Con tales teorías se llegó al materialismo de Condillac, quien sostenía que el yo era una colección de sensaciones, y como éstas se verifican por medio de los nervios y del cerebro, bien claro está que desaparece todo raciocinio espiritual.
En iguales errores incurrieron Cabanis y Destutt-Tracy. El primero sostenía que las “Ciencias morales no deben ser más que un ramo de la historia natural del hombre”[229].
El segundo dice: “Todas nuestras operaciones intelectuales son efecto de los movimientos que suceden en nuestros órganos...; nuestras percepciones de relación son, como todas las demás, efectos de los movimientos sucedidos en nuestros órganos...; la acción de sentir es un efecto particular de la de movernos: pensar, es sentir”[230].

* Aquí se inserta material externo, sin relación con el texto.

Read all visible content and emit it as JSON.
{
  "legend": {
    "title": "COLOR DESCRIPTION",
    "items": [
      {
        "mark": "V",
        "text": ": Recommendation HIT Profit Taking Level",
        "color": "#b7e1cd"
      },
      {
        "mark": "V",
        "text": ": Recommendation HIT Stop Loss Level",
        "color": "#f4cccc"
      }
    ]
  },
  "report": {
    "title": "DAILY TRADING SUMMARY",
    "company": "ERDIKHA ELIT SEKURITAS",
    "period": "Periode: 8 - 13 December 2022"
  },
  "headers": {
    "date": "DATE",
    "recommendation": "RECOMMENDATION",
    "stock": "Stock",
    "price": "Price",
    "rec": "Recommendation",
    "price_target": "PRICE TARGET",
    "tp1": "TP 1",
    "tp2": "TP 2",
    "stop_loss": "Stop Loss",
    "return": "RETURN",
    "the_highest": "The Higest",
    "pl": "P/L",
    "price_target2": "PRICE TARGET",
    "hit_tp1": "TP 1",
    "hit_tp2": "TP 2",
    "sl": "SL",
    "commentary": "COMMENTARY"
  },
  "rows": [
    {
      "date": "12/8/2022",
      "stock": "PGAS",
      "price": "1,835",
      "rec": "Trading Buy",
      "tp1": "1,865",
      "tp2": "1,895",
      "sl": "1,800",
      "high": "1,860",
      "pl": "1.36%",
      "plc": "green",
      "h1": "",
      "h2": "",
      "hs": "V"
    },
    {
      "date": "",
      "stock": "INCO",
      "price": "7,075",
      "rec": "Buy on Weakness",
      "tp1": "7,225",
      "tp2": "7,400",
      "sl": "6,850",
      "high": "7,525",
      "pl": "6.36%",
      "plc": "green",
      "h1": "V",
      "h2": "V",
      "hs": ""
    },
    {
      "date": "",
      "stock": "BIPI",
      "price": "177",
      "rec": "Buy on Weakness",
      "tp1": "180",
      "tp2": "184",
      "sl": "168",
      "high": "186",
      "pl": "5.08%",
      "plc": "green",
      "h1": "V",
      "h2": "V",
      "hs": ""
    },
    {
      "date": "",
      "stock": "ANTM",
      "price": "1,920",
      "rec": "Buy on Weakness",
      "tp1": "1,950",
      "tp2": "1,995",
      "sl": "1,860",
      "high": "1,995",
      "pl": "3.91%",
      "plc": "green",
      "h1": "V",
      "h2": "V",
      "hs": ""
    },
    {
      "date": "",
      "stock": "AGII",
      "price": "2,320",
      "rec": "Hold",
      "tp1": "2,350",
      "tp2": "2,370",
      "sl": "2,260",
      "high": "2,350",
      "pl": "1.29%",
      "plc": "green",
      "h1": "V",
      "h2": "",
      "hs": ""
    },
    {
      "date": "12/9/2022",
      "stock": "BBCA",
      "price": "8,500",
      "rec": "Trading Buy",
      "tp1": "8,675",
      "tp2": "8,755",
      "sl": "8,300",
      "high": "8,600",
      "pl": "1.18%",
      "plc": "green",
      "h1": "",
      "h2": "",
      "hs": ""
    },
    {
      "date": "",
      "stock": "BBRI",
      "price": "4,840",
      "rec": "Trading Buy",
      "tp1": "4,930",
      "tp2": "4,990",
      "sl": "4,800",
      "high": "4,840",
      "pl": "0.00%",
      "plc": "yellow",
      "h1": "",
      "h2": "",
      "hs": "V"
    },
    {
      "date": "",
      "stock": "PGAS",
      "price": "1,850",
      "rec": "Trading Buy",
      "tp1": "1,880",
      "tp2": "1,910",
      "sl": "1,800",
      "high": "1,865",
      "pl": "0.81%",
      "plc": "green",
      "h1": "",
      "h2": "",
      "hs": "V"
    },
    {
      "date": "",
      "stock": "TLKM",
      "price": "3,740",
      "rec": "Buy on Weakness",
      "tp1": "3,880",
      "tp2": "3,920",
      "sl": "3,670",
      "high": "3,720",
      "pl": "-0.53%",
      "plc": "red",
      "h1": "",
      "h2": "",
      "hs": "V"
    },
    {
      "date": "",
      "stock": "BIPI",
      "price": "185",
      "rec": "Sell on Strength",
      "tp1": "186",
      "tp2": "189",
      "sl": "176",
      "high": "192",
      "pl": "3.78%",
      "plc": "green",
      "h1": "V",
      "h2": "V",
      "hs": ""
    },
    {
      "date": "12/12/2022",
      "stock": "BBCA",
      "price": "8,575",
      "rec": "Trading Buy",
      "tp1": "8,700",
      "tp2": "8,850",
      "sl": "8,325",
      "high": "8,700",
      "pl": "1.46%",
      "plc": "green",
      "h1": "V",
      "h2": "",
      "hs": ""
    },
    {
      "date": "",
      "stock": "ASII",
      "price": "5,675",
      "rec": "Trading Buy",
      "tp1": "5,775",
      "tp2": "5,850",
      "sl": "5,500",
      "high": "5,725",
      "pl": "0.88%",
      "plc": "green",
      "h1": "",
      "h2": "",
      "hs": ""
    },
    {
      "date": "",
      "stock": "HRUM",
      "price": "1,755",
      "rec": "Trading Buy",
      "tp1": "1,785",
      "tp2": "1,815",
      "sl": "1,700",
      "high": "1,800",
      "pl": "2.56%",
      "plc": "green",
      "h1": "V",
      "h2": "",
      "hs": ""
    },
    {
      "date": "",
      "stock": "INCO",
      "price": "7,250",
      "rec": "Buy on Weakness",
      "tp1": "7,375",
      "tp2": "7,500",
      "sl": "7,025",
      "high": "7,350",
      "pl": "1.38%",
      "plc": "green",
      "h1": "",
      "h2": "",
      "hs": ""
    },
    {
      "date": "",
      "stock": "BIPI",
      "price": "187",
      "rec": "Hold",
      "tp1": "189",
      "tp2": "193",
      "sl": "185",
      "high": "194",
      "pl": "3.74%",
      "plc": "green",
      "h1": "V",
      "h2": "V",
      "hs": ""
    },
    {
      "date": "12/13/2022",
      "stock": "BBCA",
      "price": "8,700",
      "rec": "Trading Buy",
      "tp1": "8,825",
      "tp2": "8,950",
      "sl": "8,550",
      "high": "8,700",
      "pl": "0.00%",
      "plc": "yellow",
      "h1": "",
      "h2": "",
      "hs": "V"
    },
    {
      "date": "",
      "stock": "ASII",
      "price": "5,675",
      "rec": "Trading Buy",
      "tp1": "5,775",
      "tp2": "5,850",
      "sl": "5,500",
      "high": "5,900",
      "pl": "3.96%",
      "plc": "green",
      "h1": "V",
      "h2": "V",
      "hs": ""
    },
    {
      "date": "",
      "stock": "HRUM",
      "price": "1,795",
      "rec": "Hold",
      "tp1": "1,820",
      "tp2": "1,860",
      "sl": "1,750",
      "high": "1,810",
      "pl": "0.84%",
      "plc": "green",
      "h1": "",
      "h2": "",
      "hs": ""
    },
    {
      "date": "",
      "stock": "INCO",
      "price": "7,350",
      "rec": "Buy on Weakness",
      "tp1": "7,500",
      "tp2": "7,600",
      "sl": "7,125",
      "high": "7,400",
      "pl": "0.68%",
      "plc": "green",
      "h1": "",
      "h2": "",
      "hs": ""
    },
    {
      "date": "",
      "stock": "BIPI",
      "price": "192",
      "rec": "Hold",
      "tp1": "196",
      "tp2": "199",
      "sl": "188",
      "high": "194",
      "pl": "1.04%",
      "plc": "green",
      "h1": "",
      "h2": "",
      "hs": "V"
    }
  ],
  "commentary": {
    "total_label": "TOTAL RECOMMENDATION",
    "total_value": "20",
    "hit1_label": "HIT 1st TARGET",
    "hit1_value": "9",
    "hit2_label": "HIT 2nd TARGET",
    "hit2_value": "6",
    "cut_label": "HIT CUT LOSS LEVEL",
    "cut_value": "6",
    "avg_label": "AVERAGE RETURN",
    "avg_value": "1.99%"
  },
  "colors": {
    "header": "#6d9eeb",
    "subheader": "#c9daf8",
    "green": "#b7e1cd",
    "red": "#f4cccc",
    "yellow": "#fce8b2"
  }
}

Así que estos errores del materialismo vinieron a dar aquellos otros frutos que se llamaron la doctrina sensualista, en la que cayeron Berkeley y Hume.
Coudillac, Cabanis, Destutt, Tracy, y Broussais sostenía como principio único de todas las operaciones del alma el elemento exterior del pensamiento, ocultando en su análisis la parte esencial que la energía propia de la mente tiene en la formación de éstas.
Así se ve que cuando pretenden determinar la parte que las impresiones de los objetos tienen, en la formación de nuestras ideas, no advirtieron nunca que, sin la concurrencia activa del alma, todas esas impresiones habían de ser completamente estériles y que su entendimiento era el verdadero cadáver de su inteligencia.
Mas no es sólo que incurrieran, por este razonamiento, en el materialismo más abstruso y en el escepticismo más grosero, sino que produce aun mayores estragos, especialmente en el mundo moral.
¿Por qué? Pues muy sencillo: porque a la noción universal y necesaria de la justicia, substitúyenla con la utilidad; es decir: que los derechos y los deberes, la autoridad de la conciencia y la idea de orden son arrollados por los incentivos del interés individual. ¿Pueden darse mayores absurdos? Rotos, así, los vínculos sociales, conviértese la sociedad en un campo de Agramante, en el que la lucha de las pasiones humanas ha de ser porfiada e indefinida, y el individuo según esto, será tan sólo un factor para producir toda clase de fechorías y maldades, ya que sólo su voluntad, sus apetitos y su libre albedrío han de ser los únicos guías, los consejeros áuricos de sus actos.
Aun a trueque de repetir conceptos que ya hemos emitido, no dejaremos de exponer cómo rebate estas teorías San Ignacio, por medio de la doctrina simplicísima de la reflexión moral.
Parte nuestro Santo de la base que el alma es el centro de las facultades cognoscitivas, el eje de todas nuestras emotividades[231], la unidad en la triple función de sus potencias; y, siendo esto así, natural parece que el hombre, dotado de esta alma, de esta inteligencia, de todas estas facultades cognoscitivas y emotivas, tiene que obrar con arreglo a las leyes eternas dictadas por el Creador de toda causa eficiente, de toda obra existente[232].